Still, our experience at KJCG tells us that we can address this issue more effectively by thinking of inclusion on a foundational level: not as a pipeline to be filled, or an objective separate from the organization’s mission and strategy, but rather as the foundation for everything the organization does. When all people in the organization feel included, heard, and seen as individuals—when they have a sense of belonging, and there is a level of supportive energy and commitment from people around them—they contribute more of their best thinking and their best work, and their leadership abilities become visible. There is no need for a specific pipeline because more people have more opportunities to emerge as leaders—and be recognized as such—just by operating in an environment of inclusion.

Several foundational elements can help to create this environment:

  1. A systemic “inclusion breakthrough.” Many of our systems conspire to keep people in boxes. In particular, our long social history has sorted people into hierarchies of difference, conferring privilege on certain “one up” groups and withholding those privileges from those who are perceived as “one down.”  An awareness of, and attempt to erase, these hierarchies can free people to bring their differences without fear and make their leadership capabilities visible.
  2. A joining mindset. Most of us have been taught to approach others through judging: evaluating them before we even consider trusting them. This creates distance between people in organizations and prevents them (particularly those in categories perceived as one-down) from contributing fully. A shift to a joining mindset, however, enables people to approach others as worthy partners who can add value, unleashing their ability to do their best work and exhibit leadership.
  3. Inclusive behaviors. Such behaviors (like our 12 Inclusive Behaviors below) are the concrete expression of the joining mindset. They remove obsta­cles to participation, create a greater sense of safety, enable trust, and facilitate “right first time” interactions. Individuals feel valued, respected, and acknowledged for who they are; they add their value to the organization and are more willing to give their thinking and their discretionary energy.

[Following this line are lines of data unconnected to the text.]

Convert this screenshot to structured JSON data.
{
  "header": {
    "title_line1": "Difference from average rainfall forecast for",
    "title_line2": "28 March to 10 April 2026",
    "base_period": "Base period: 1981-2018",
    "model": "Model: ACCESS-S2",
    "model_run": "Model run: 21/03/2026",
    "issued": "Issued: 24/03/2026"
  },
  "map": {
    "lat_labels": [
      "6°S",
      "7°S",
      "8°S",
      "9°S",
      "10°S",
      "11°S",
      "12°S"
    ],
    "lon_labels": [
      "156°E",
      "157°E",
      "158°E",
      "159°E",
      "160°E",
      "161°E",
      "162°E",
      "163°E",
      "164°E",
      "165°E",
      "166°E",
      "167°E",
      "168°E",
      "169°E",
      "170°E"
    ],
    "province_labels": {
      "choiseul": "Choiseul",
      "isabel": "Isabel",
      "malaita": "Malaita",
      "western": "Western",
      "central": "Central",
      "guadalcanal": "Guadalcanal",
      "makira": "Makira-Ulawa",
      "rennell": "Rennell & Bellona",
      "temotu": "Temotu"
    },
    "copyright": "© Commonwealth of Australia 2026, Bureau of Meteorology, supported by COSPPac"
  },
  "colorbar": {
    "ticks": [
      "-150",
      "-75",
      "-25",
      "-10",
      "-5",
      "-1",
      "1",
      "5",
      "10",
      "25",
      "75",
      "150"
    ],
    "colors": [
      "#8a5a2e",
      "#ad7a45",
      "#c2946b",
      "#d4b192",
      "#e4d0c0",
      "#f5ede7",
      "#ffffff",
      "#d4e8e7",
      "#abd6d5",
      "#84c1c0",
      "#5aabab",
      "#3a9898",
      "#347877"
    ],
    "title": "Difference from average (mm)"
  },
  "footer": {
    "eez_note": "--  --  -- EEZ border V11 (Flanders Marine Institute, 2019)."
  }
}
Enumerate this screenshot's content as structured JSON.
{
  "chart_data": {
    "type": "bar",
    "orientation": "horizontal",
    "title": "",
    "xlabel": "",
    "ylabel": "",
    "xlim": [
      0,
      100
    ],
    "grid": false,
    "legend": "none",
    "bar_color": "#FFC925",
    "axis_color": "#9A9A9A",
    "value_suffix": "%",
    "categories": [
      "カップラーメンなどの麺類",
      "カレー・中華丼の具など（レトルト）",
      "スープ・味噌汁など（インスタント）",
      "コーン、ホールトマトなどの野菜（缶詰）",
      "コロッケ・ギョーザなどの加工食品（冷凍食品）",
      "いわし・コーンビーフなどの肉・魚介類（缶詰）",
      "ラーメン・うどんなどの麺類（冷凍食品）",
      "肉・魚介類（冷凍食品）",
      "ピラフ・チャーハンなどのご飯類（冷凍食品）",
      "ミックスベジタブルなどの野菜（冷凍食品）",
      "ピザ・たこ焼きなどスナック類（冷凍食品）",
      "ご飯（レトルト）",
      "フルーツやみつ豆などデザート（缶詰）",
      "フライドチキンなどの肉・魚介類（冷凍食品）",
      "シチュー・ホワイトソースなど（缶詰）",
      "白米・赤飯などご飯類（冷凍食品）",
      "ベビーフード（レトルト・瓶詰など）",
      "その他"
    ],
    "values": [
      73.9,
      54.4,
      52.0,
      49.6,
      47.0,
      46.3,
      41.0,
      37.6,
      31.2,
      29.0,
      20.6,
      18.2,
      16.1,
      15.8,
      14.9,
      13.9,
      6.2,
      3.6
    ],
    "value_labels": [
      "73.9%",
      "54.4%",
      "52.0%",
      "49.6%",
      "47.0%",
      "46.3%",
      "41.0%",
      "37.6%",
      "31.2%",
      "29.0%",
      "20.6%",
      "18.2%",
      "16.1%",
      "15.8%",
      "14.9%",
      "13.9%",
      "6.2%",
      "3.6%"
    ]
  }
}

Such an environment of inclusion not only fosters leaders but transforms the way the organization works. Through Inclusion as the HOW, the organization creates a safe place for everyone to bring their uniqueness, including their differences. Their different perspectives (or “street corners”) are seen as an asset to the organization, and they are sought out for opportunities to make larger and larger contributions to the organization.

When linked with performance in this way, inclusion gives organizations a competitive advantage in a world that is getting smaller and at the same time more complex. In such a world, differences in perspective—which together produce 360-degree vision of any issue or opportunity—are needed more than ever. By contrast, sameness in thinking is just not good enough anymore.

More than in many conferences, the global leaders at the Summit understand the value of inclusion and now want to move the conversation forward. We are looking forward to hearing from them and taking our part in that conversation.